La Libia sta diventando la nuova Siria


Secondo il Washington Post, l’intrattabile guerra civile che ha distrutto il paese ricco di petrolio del Nord Africa è in realtà una partita a scacchi su più fronti tra una varietà di attori esterni, dalla Turchia agli Emirati Arabi Uniti, alla Francia e all’Egitto.
Se l’Afghanistan è chiamato un cimitero di imperi, la Libia sta diventando un melting pot per potenziali conflitti di potenze regionali, afferma il Washington Post.

L’intrattabile guerra civile che ha distrutto il paese ricco di petrolio del Nord Africa è in realtà una partita a scacchi su più fronti tra una varietà di attori esterni, dalla Turchia agli Emirati Arabi Uniti, alla Francia e all’Egitto.
Sul campo, la battaglia coinvolge migliaia di miliziani siriani, mercenari sudanesi e appaltatori russi.
Lo spazio aereo è coperto da un numero crescente di droni, jet da combattimento e missili.
All’inizio di questo mese, il segretario generale delle Nazioni Unite Antonio Guterres ha avvertito che le interferenze straniere stavano raggiungendo livelli senza precedenti.


Il più grande vincitore, al momento, sembra essere la Turchia, che è venuta in soccorso del governo riconosciuto dalle Nazioni Unite con base a Tripoli e ha ritardato l’offensiva di mesi lanciata dalle forze del generale rinnegato Khalifa Haftar.
Adesso il governo dell’Accordo nazionale, o GNA, sostenuto da Ankara, occupa l’ovest del paese (con Tripoli) e mira a strappare il controllo della mezzaluna strategica del paese, un arco di città costiere e strutture petrolifere tra Tripoli, la capitale e la città orientale di Bengasi.

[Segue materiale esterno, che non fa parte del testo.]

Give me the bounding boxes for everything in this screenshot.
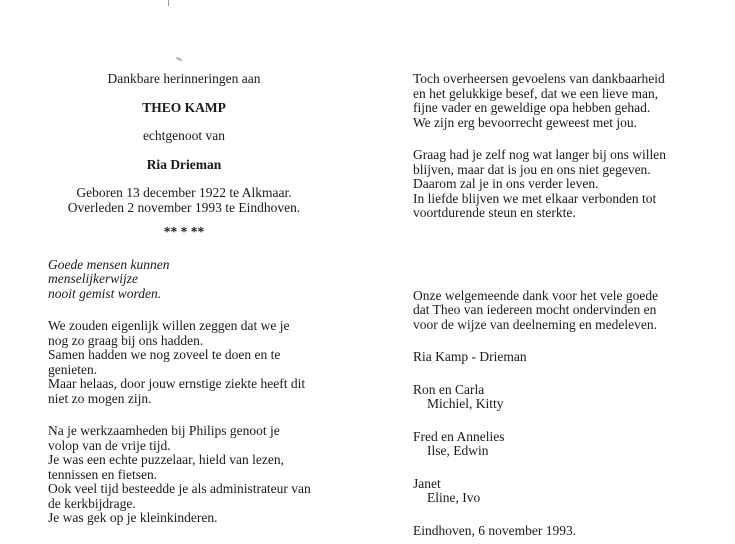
widow-name: Ria Kamp - Drieman [413,349,527,364]
family-children: Eline, Ivo [427,490,481,505]
poem-line: menselijkerwijze [48,271,138,286]
text-line: In liefde blijven we met elkaar verbonden tot [413,190,657,206]
family-parents: Janet [413,475,441,491]
text-line: We zijn erg bevoorrecht geweest met jou. [413,114,637,130]
text-line: nog zo graag bij ons hadden. [48,332,204,348]
right-column [413,72,713,538]
left-paragraph-2 [48,424,320,526]
left-paragraph-1 [48,319,320,406]
poem [48,258,320,302]
text-line: fijne vader en geweldige opa hebben gehad. [413,100,651,115]
star-divider: ** * ** [163,224,205,239]
family-children: Michiel, Kitty [427,396,504,411]
text-line: voor de wijze van deelneming en medeleven. [413,316,658,332]
text-line: Ook veel tijd besteedde je als administrateur van [48,481,311,496]
birth-line: Geboren 13 december 1922 te Alkmaar. [76,185,292,200]
scan-tick [176,57,182,62]
text-line: We zouden eigenlijk willen zeggen dat we je [48,318,290,333]
text-line: Graag had je zelf nog wat langer bij ons willen [413,147,667,162]
right-paragraph-1 [413,72,713,130]
text-line: Je was een echte puzzelaar, hield van lezen, [48,452,284,467]
text-line: dat Theo van iedereen mocht ondervinden en [413,302,657,317]
text-line: Onze welgemeende dank voor het vele goede [413,287,659,303]
spouse-name: Ria Drieman [146,156,222,172]
family-signatures [413,350,713,506]
text-line: volop van de vrije tijd. [48,437,171,453]
death-line: Overleden 2 november 1993 te Eindhoven. [67,199,301,215]
text-line: Daarom zal je in ons verder leven. [413,176,599,191]
family-parents: Fred en Annelies [413,428,505,444]
text-line: Je was gek op je kleinkinderen. [48,510,218,525]
family-children: Ilse, Edwin [427,443,489,458]
text-line: tennissen en fietsen. [48,466,158,482]
scan-mark [168,0,169,6]
left-column [48,72,320,526]
spouse-label: echtgenoot van [142,128,226,143]
text-line: genieten. [48,361,98,377]
intro-line: Dankbare herinneringen aan [107,71,261,86]
text-line: Toch overheersen gevoelens van dankbaarheid [413,71,665,86]
text-line: Maar helaas, door jouw ernstige ziekte heeft dit [48,376,306,391]
text-line: blijven, maar dat is jou en ons niet gegeven. [413,161,651,177]
poem-line: nooit gemist worden. [48,285,162,301]
place-date: Eindhoven, 6 november 1993. [413,522,577,538]
poem-line: Goede mensen kunnen [48,256,170,272]
text-line: de kerkbijdrage. [48,495,136,511]
family-parents: Ron en Carla [413,381,485,397]
text-line: voortdurende steun en sterkte. [413,205,576,220]
text-line: en het gelukkige besef, dat we een lieve man, [413,85,659,101]
text-line: niet zo mogen zijn. [48,390,152,406]
memorial-header [48,72,320,240]
thanks-paragraph [413,289,713,333]
right-paragraph-2 [413,148,713,221]
text-line: Samen hadden we nog zoveel te doen en te [48,347,281,362]
deceased-name: THEO KAMP [142,99,226,115]
text-line: Na je werkzaamheden bij Philips genoot je [48,423,280,438]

Se avrà successo, il GNA si sarà consolidato e la Turchia acquisirà le posizioni geopolitiche in nord Africa.

“Erdogan e alcuni dei suoi alleati credono che la Turchia stia ripristinando la sua importanza agli occhi dei suoi alleati occidentali”, ha detto al quotidiano britannico Financial Times Ozlem Kaygusuz, professore associato di relazioni internazionali all’Università di Ankara.

“Credono che più la Turchia avrà un ruolo da protagonista, più sarà prezioso e impossibile ignorare il paese ottomano per gli interessi occidentali nella regione”, ha affermato.

Ma c’è ancora molto in gioco, perché il parlamento egiziano ha approvato lo schieramento di truppe al di fuori dei suoi confini, una mossa che potrebbe portare le forze egiziane a entrare nella Libia orientale per aiutare le forze di Haftar.

Tuttavia, ce n’è un’alro problema più grande sul tavolo.
Nell’ambito del suo intervento, il governo turco ha raggiunto un importante accordo con Tripoli sui diritti marittimi e l’accesso alle trivellazioni costiere.
L’accordo ha provocato una reazione critica dell’Unione europea a difesa degli interessi della Grecia e di Cipro nel Mediterraneo orientale.

E questo mentre gli strateghi turchi devono constatare un allarmante asse di rivali, dalla vecchia Grecia avversaria all’Egitto e (Israele).

“Non esiste un singolo politico ad Ankara, compresi quelli che odiano Erdogan, che non è preoccupato per questa idea di essere circondato nel Mediterraneo orientale”, ha dichiarato Soner Cagaptay, un accademico turco presso il Washington Institute for Policy on Vicino Oriente.

Libia: Miliziani filo-turchi

Per quanto riguarda gli Stati Uniti, un funzionario del Dipartimento di Stato considerava questo un problema europeo molto complesso, la sirianizzazione della Libia, in riferimento al sostegno da parte dell’Occidente di oppositori armati contro il governo legittimo di Damasco, il classico schema della guerra per procura che oggi ritorna in Libia.


Nota: Bisogna domandarsi chi ha provocato il caos in Libia, chi ha voluto destabilizzare quel paese e impadronirsi delle sue risorse. La risposta è la NATO, con il suo intervento nel 2011 cuminato con l’assassinio brutale del leader libico Gheddafi. Questo è un fatto che bisogna non scordare per capire la sequenza degli avvenimenti.